Однообразно день за днем тянется моя больничная жизнь. Общее состояние улучшилось. Ем с аппетитом все подряд, но все равно не набираю вес. Свое бедро - кость обтянутую кожей, обхватываю одной кистью. Мама успокаивает:
- Были б кости, а мясо нарастет.
- С моими дырявыми кишками не нарастишь – печально вздыхаю. – Когда же Иван Ильич эти дырки заштопает!
- Раз обещал профессор, значит зашьет. Врачи говорят, что слаб ты еще…
Виктор Николаевич стал редко заходить к нам в палату. Перевязки делает мама, когда ее нет - делаю сам. Кожа на животе по краям раны, воспалена, плотная и в эрозиях. Спасает паста «Лассара» - шпателем штукатурим ей эрозии. Защиты хватает на три-четыре часа. Темная литровая с большим горлышком банка пасты заканчивается за два-три дня. Капельницу подключают через день – чему я очень рад. Мне жалко медсестер. Вены на руках «спрятались» и когда медсестра попадала иглой в нее с третьей попытки – это удача. Руки от кистей до локтей цветут «радугой» от рассасывающихся кровоподтеков. Постоянно лежу на спине.
В области крестца, выступающих в тазовых костях, и вдоль позвоночника, образовались болезненные пролежни. Мама периодически поворачивает на бок, обрабатывает их раствором фурацилина и смазывает той же пастой «Лассара», кожу спины протирает камфорным спиртом, а я пеленкой придерживаю свои внутренности – боюсь вывалятся.
В таких хлопотах день проходит незаметно.
Время к обеду. В палату входит заведующий отделением Иван Никифорович. Посмотрев на меня, обращается к маме:
- Вот что, мамаша. Мы переводим Сашу во второе хирургическое отделение.
Удивленная мама встает со стула ему навстречу.
- А как же операция?
- Не волнуйтесь!
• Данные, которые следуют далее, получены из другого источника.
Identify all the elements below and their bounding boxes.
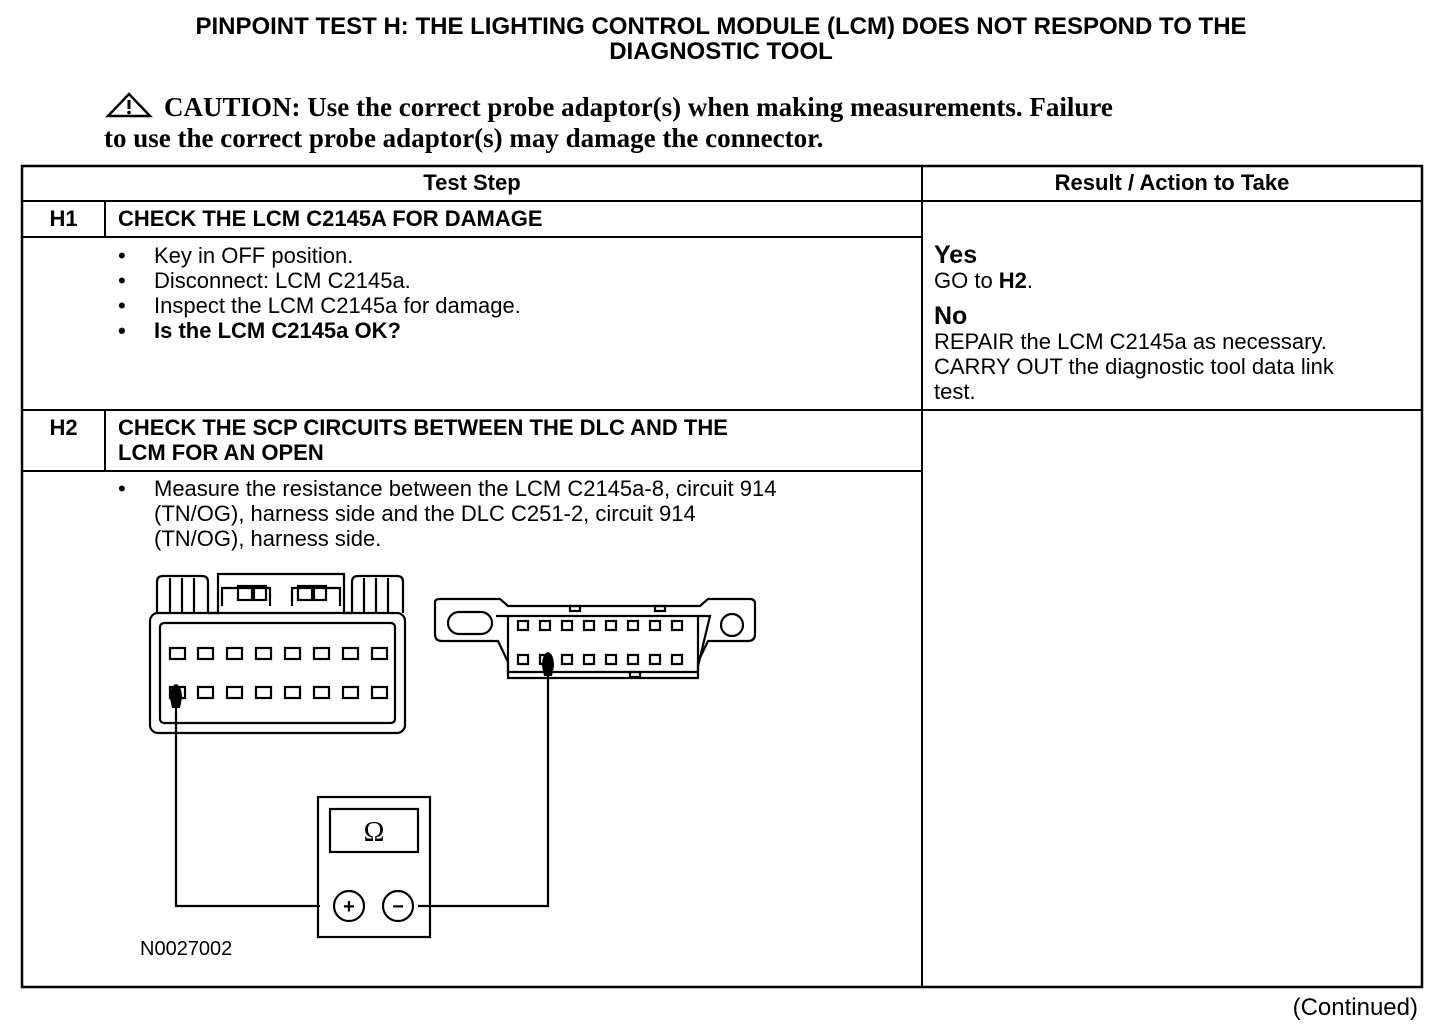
positive-terminal-icon: + [343,896,355,918]
step-h1-result [934,242,1414,404]
step-h1-id: H1 [49,206,78,231]
result-no-line-1: REPAIR the LCM C2145a as necessary. [934,329,1327,354]
title-line-2: DIAGNOSTIC TOOL [609,38,833,65]
caution-text-2: to use the correct probe adaptor(s) may damage the connector. [104,123,824,153]
continued-note: (Continued) [1292,994,1418,1021]
step-h1-title: CHECK THE LCM C2145A FOR DAMAGE [118,206,543,231]
measurement-diagram [130,566,770,976]
header-test-step: Test Step [423,170,521,195]
caution-line-1 [104,92,1354,123]
header-result: Result / Action to Take [1054,170,1290,195]
lcm-pin-grid [170,648,387,698]
result-no-line-3: test. [934,379,976,404]
result-no-line-2: CARRY OUT the diagnostic tool data link [934,354,1334,379]
result-yes-label: Yes [934,241,978,269]
ohm-symbol: Ω [363,817,385,848]
figure-id: N0027002 [140,938,233,960]
warning-triangle-icon [104,92,154,118]
probe-leads [176,674,548,906]
caution-text-1: CAUTION: Use the correct probe adaptor(s) when making measurements. Failure [164,92,1113,122]
step-h2-title: CHECK THE SCP CIRCUITS BETWEEN THE DLC AND THE LCM FOR AN OPEN [118,415,728,465]
step-h2-id: H2 [49,415,78,440]
result-yes-action: GO to H2. [934,268,1034,293]
dlc-connector [435,599,755,678]
page-title [0,14,1442,64]
goto-h2-link[interactable]: H2 [998,268,1027,293]
result-no-label: No [934,302,968,330]
title-line-1: PINPOINT TEST H: THE LIGHTING CONTROL MODULE (LCM) DOES NOT RESPOND TO THE [195,13,1247,40]
caution-note [104,92,1354,154]
probe-tips [170,652,554,708]
negative-terminal-icon: − [392,896,404,918]
lcm-connector [150,574,405,733]
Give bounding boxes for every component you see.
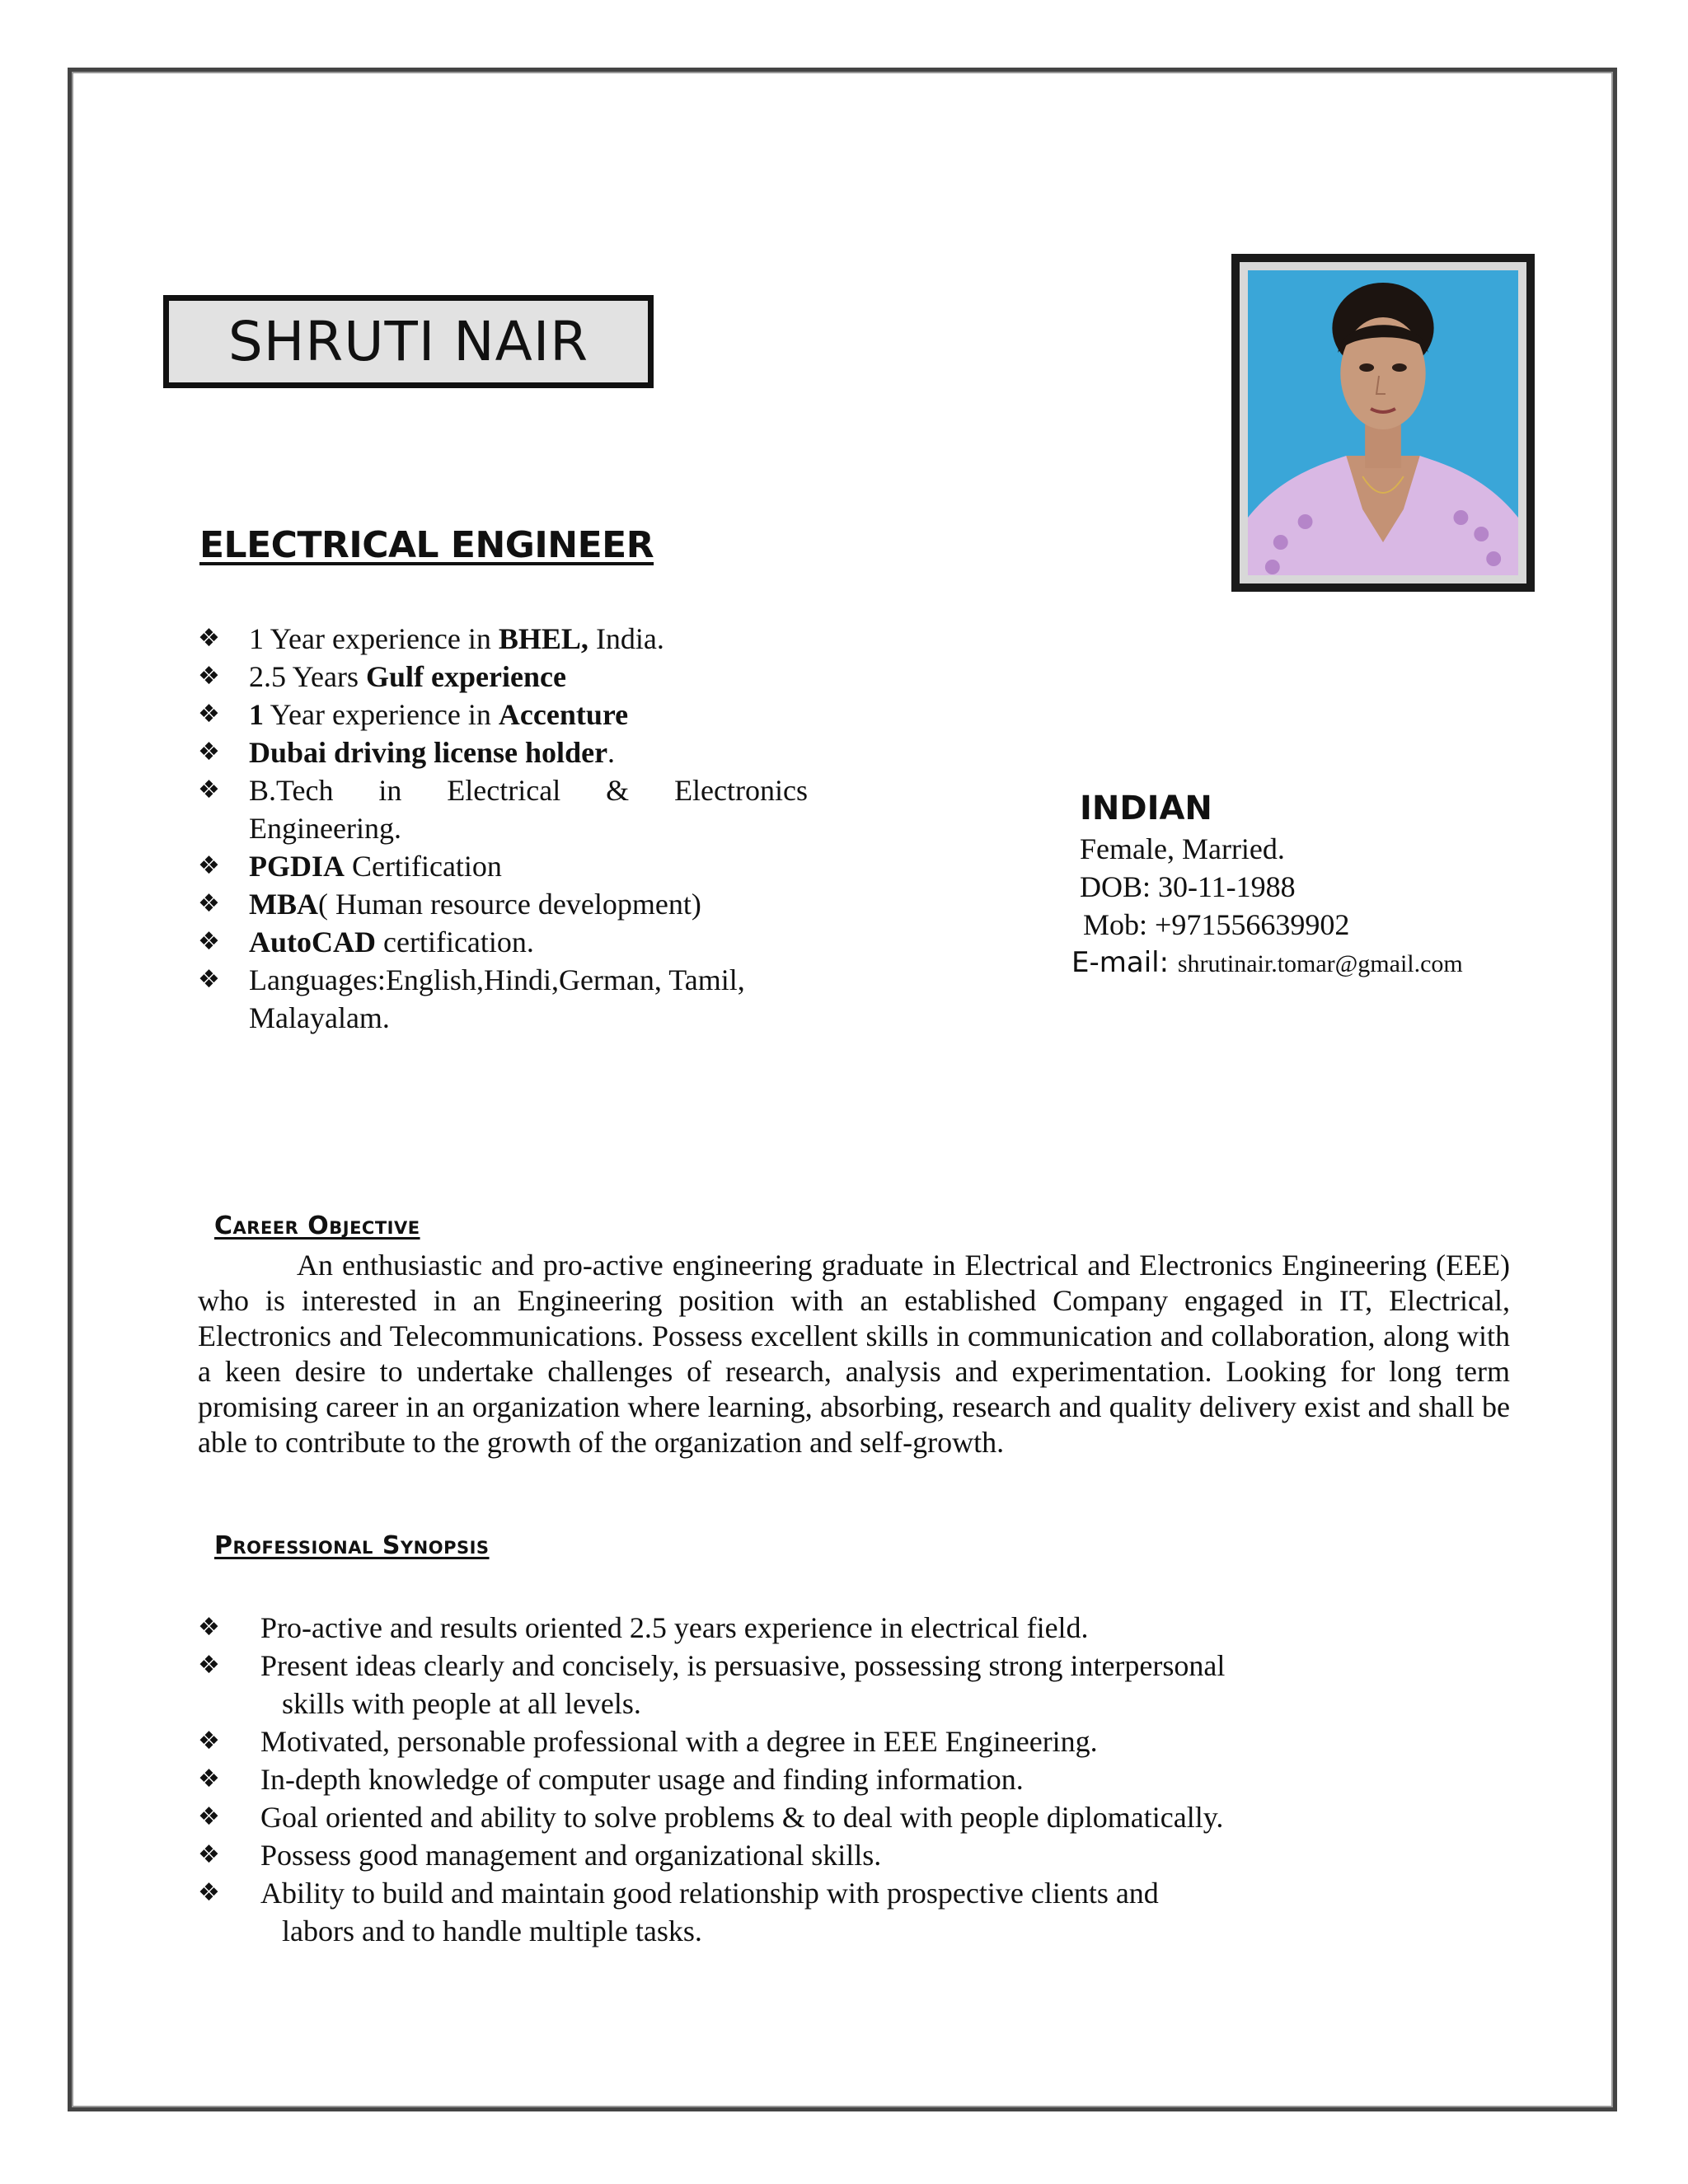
list-item: ❖ 1 Year experience in Accenture bbox=[198, 696, 808, 733]
four-diamond-bullet-icon: ❖ bbox=[198, 927, 220, 956]
list-item: ❖ Dubai driving license holder. bbox=[198, 733, 808, 771]
email-label: E-mail: bbox=[1071, 946, 1178, 979]
four-diamond-bullet-icon: ❖ bbox=[198, 738, 220, 766]
list-item: ❖ Ability to build and maintain good relationship with prospective clients and labors and to handle multiple tasks. bbox=[198, 1874, 1434, 1950]
list-item: ❖ Languages:English,Hindi,German, Tamil, Malayalam. bbox=[198, 961, 808, 1037]
professional-synopsis-list bbox=[198, 1609, 1434, 1950]
list-item: ❖ In-depth knowledge of computer usage and finding information. bbox=[198, 1760, 1434, 1798]
professional-synopsis-heading: Professional Synopsis bbox=[214, 1531, 490, 1560]
four-diamond-bullet-icon: ❖ bbox=[198, 1727, 220, 1755]
four-diamond-bullet-icon: ❖ bbox=[198, 1840, 220, 1869]
list-item: ❖ Pro-active and results oriented 2.5 years experience in electrical field. bbox=[198, 1609, 1434, 1647]
gender-marital-status: Female, Married. bbox=[1080, 832, 1285, 865]
job-title: ELECTRICAL ENGINEER bbox=[199, 524, 654, 566]
four-diamond-bullet-icon: ❖ bbox=[198, 1878, 220, 1907]
list-item: ❖ MBA( Human resource development) bbox=[198, 885, 808, 923]
candidate-name: SHRUTI NAIR bbox=[227, 310, 589, 373]
nationality: INDIAN bbox=[1080, 790, 1212, 827]
email-row bbox=[1071, 944, 1463, 983]
four-diamond-bullet-icon: ❖ bbox=[198, 965, 220, 994]
profile-photo-frame bbox=[1231, 254, 1535, 592]
list-item: ❖ Possess good management and organizational skills. bbox=[198, 1836, 1434, 1874]
date-of-birth: DOB: 30-11-1988 bbox=[1080, 870, 1296, 903]
list-item: ❖ Present ideas clearly and concisely, is persuasive, possessing strong interpersonal skills with people at all levels. bbox=[198, 1647, 1434, 1722]
four-diamond-bullet-icon: ❖ bbox=[198, 1651, 220, 1680]
four-diamond-bullet-icon: ❖ bbox=[198, 1765, 220, 1793]
list-item: ❖ Motivated, personable professional with a degree in EEE Engineering. bbox=[198, 1722, 1434, 1760]
name-box bbox=[163, 295, 654, 388]
four-diamond-bullet-icon: ❖ bbox=[198, 700, 220, 729]
list-item: ❖ AutoCAD certification. bbox=[198, 923, 808, 961]
four-diamond-bullet-icon: ❖ bbox=[198, 851, 220, 880]
four-diamond-bullet-icon: ❖ bbox=[198, 889, 220, 918]
list-item: ❖ B.Tech in Electrical & Electronics Engineering. bbox=[198, 771, 808, 847]
four-diamond-bullet-icon: ❖ bbox=[198, 1802, 220, 1831]
four-diamond-bullet-icon: ❖ bbox=[198, 662, 220, 691]
four-diamond-bullet-icon: ❖ bbox=[198, 776, 220, 804]
highlights-list bbox=[198, 620, 808, 1037]
email-address[interactable]: shrutinair.tomar@gmail.com bbox=[1177, 950, 1463, 977]
list-item: ❖ PGDIA Certification bbox=[198, 847, 808, 885]
profile-photo bbox=[1248, 270, 1518, 575]
mobile-number: Mob: +971556639902 bbox=[1083, 908, 1350, 941]
career-objective-heading: Career Objective bbox=[214, 1212, 420, 1240]
career-objective-text: An enthusiastic and pro-active engineering graduate in Electrical and Electronics Engineering (EEE) who is interested in an Engineering position with an established Company engaged in IT, Electrical, Electronics and Telecommunications. Possess excellent skills in communication and collaboration, along with a keen desire to undertake challenges of research, analysis and experimentation. Looking for long term promising career in an organization where learning, absorbing, research and quality delivery exist and shall be able to contribute to the growth of the organization and self-growth. bbox=[198, 1249, 1510, 1459]
list-item: ❖ Goal oriented and ability to solve problems & to deal with people diplomatically. bbox=[198, 1798, 1434, 1836]
four-diamond-bullet-icon: ❖ bbox=[198, 1613, 220, 1642]
four-diamond-bullet-icon: ❖ bbox=[198, 624, 220, 653]
personal-details bbox=[1071, 787, 1463, 983]
list-item: ❖ 2.5 Years Gulf experience bbox=[198, 658, 808, 696]
list-item: ❖ 1 Year experience in BHEL, India. bbox=[198, 620, 808, 658]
Придет время, Саша окрепнет и Иван Ильич его прооперирует. Наше отделение – это «чистая» хирургия. Во втором, лежат больные с заболеваниями, которым не требуется срочная хирургическая помощь. Мы вас и так держали у себя более двух месяцев. Больше не можем, извините! - врач вышел из палаты.
Долгое гнетущее молчание, прерывает мама
- Будем обживать новое место.
Возмущаюсь:
- Давно бы прооперировали и выписали из больницы, а им вздумалось переводить!
Она собирает вещи - готовится к переезду.
- Сколько с тобой терпели, сынок, столько не осталось.
В другом отделении, может, быстрее на поправку пойдешь. Окрепнешь, наберешься сил и Иван Ильич зашьет твой живот.
- Скорее бы!
В палату въезжает каталка…
Второе хирургическое отделение также на втором этаже, но в другом крыле здания. В новой палате резкий запах гноя и семеро больных, из них двое - мои ровесники. Свободная кровать от двери справа. Напротив лежит парень с загипсованной ногой, рядом с ним белокурая лет сорока женщина. Он стонет и просит ее:
- Сходи к медсестре. Пусть сделает укол. Очень болит!
- Только что ходила. Она сказала, нельзя так часто принимать обезболивающее – привыкнешь. Потерпи, медсестра придет через пол часа.
Мама укладывает в тумбочку принесенные с собой личные вещи и перевязочный материал, но не выдерживает и спрашивает:
- Скажите, что с мальчиком?
Женщина живо отзывается:
- Нога у Вити очень болит. Еще в сентябре, перевернувшись на мотоцикле, сломал ногу. В рану на месте перелома попала грязь и кость воспалилась. В двух местах ногу прооперировали – удалили гниющие осколки. Сейчас в другом месте опухла нога, видимо снова будут вскрывать гнойник. Ничем помочь ему не могу.
Мама сочувствует.
- Жалко мальчика, очень жалобно стонет.
Подошла медсестра со шприцем в руке. После укола Витя притих и в палате воцарилась тишина.
От кровати, стоявшей возле ближайшего окна, припрыгал на одном костыле ко мне второй ровесник. Упирается он на костыль и правую ногу в кожаном ботинке, а левая, в шерстяном носке, не достаёт до пола сантиметров пятнадцать. Общая полнота, округлые плечи и мягкие черты лица делают его похожим на девушку.